Sigo caminando. Caminando sin ese temido trozo de tela que nos han impuesto desde primer curso. El paño que me arañaba la garganta durante mis años mozos y que a menudo se deslizaba sin que me diera cuenta. Ese paño se ha ido. Se ha ido de mi cabeza y de la de muchos otros. Para nosotros es como si por fin hubiera caído el Muro de Berlín.

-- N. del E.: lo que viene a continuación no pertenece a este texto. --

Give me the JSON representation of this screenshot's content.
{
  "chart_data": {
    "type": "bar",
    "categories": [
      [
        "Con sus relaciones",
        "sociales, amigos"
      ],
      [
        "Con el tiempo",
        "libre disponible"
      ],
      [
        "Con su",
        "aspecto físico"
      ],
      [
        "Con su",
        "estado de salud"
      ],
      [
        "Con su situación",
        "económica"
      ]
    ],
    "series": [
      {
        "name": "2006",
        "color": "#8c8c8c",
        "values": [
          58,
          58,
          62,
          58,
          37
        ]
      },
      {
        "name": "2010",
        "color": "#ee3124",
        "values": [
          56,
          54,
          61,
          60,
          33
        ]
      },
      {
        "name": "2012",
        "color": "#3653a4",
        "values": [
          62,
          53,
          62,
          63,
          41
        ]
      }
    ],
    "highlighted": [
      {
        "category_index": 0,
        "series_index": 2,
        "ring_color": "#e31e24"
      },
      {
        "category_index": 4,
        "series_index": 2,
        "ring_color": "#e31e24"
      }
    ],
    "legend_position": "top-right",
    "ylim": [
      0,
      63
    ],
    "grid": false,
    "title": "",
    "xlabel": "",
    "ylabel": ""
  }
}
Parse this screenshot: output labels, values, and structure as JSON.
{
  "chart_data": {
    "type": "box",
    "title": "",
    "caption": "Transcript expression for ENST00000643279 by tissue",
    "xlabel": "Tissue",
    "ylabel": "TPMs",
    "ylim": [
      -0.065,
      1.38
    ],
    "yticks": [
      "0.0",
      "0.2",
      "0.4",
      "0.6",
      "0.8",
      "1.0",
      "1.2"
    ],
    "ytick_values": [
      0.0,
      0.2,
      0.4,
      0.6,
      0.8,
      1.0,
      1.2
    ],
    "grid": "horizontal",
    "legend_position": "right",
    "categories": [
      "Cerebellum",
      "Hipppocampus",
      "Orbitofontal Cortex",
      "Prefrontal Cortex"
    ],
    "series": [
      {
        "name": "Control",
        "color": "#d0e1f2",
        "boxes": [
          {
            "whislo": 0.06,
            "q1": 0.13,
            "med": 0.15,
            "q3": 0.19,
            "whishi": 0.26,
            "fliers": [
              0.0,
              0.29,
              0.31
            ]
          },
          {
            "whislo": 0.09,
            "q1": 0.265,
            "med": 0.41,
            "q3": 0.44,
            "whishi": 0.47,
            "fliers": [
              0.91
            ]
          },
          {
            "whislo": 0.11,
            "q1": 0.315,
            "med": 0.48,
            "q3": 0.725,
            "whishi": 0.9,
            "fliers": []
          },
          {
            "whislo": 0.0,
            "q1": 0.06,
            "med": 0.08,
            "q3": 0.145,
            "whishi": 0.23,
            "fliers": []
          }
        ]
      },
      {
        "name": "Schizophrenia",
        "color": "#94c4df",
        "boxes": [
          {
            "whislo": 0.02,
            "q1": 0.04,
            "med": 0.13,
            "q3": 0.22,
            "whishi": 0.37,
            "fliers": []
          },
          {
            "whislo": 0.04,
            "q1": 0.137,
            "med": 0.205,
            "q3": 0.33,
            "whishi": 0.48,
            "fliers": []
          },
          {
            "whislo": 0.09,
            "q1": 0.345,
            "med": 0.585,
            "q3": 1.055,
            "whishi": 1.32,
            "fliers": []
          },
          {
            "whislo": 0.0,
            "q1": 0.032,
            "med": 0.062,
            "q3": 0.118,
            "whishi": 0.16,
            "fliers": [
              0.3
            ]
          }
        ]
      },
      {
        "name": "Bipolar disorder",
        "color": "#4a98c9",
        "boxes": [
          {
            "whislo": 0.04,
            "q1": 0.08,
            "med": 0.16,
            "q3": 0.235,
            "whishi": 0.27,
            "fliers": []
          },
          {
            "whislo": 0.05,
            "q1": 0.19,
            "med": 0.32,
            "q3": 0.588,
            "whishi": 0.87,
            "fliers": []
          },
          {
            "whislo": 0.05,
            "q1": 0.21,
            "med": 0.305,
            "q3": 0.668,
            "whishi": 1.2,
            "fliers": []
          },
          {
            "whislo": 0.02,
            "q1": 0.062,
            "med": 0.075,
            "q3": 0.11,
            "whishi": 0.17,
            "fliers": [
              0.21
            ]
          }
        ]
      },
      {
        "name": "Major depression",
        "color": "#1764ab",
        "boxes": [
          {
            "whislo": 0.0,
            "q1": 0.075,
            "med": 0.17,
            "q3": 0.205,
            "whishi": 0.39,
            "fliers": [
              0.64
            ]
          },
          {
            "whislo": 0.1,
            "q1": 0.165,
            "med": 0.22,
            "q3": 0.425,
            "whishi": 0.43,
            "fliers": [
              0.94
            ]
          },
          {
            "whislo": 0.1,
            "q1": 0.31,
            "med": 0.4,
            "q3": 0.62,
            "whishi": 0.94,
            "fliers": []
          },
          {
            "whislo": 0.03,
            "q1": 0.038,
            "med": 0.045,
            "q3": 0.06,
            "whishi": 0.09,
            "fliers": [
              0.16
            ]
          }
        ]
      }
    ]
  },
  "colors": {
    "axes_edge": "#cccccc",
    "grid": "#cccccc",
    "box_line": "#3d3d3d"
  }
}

He corrido un guantelete y un fuego de maldiciones y sigo de una pieza. El miedo sigue conmigo, me doy cuenta. Pero sólo acecha en el fondo. Nuestro mundo ha cambiado. Esos matones de la milicia pueden decir lo que quieran; lo cierto es que no llevar hiyab ya no significa ser una mujer suelta o una "zorra" en este país. Ya no crea un sentimiento de nosotros contra ellos. Los iraníes estamos todos juntos en esto. Y ya nadie nos va a colgar del pelo en el infierno. En la escuela primaria, el profesor de religión nos hacía creer que eso es lo que nos ocurriría si nos veían fuera sin el hiyab. La imagen de que me colgaran del pelo en el infierno era tan traumática que rogué a mis padres que me llevaran al barbero y me cortaran todo el pelo como a un chico. Pensé que nadie podría colgarme del pelo si no lo tenía.
Hoy en día, el pelo sin una envoltura forzada de tela a su alrededor es simplemente pelo. Ni más ni menos. Este pelo no va a llevar a ningún joven por el mal camino del deseo. Al menos, la gente de las calles de esta ciudad que piso se ha dado cuenta de ello. Quizá algún día los profesores de estudios religiosos de esta tierra también lo entiendan.